Singapore-based Crypto.com is in the headlines as it announced that it shall be reducing about 20% of its workforce. This comes amid cryptocurrency exchanges face industry-wide challenges brought on by the collapse of FTX last year.
Crypto.com Announces Plans to Slash 20% Workforce
The announcement by Crypto.com comes amid concerns about reserves and solvency across the sector. When it comes to the timing of such announcement, it should be noted that it came just a few days after rival exchanges Coinbase Global Inc (COIN.O) and Huobi announced their plans to lay off about 20% of their staff.
A source told Reuters last week that Genesis, too, had cut jobs, equating to 30% of its workforce.
The layoffs at Crypto.com would be its second in about six months, after it reduced jobs in July last year to weather the macro-economic downturn amid rising interest rates.
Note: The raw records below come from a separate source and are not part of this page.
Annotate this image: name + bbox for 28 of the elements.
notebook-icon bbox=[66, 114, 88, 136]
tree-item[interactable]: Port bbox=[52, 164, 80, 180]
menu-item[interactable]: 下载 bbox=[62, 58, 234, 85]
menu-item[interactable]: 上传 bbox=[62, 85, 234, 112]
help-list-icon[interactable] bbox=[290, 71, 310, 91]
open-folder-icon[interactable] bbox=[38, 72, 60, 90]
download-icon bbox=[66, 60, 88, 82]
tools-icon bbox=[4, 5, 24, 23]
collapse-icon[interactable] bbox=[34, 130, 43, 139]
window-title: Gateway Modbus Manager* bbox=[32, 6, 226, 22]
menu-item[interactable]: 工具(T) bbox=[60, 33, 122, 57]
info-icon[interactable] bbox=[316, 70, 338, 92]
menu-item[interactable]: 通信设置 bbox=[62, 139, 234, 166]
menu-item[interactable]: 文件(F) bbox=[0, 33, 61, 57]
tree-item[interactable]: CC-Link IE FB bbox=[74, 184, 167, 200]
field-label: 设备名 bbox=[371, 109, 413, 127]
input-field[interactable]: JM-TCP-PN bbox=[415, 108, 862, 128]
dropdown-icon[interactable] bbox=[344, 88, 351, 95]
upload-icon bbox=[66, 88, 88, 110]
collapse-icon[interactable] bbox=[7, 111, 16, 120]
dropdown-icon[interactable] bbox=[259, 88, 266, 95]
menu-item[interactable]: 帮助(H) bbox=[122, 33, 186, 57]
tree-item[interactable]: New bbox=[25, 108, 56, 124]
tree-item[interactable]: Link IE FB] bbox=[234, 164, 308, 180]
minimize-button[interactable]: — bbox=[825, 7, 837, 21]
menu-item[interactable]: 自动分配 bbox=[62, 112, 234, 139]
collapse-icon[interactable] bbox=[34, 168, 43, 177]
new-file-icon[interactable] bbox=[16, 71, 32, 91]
CEO Kris Marszalek said in a statement said that recent FTX collapse “significantly damaged trust in the industry”.
“It’s for this reason, as we continue to focus on prudent financial management, we made the difficult but necessary decision to make additional reductions in order to position the company for long-term success.”
FTX Trading Ltd., commonly known as FTX, is a bankrupt company that formerly operated a cryptocurrency exchange and crypto hedge fund. The exchange was founded in 2019 and, at its peak in July 2021, had over one million users and was the third-largest cryptocurrency exchange by volume.
The collapse of Sam Bankman-Fried’s FTX was the biggest in string of big crypto-related failures in 2022. It sparked a cryptocurrency rout and has left an estimated 1 million creditors facing losses of billions of dollars.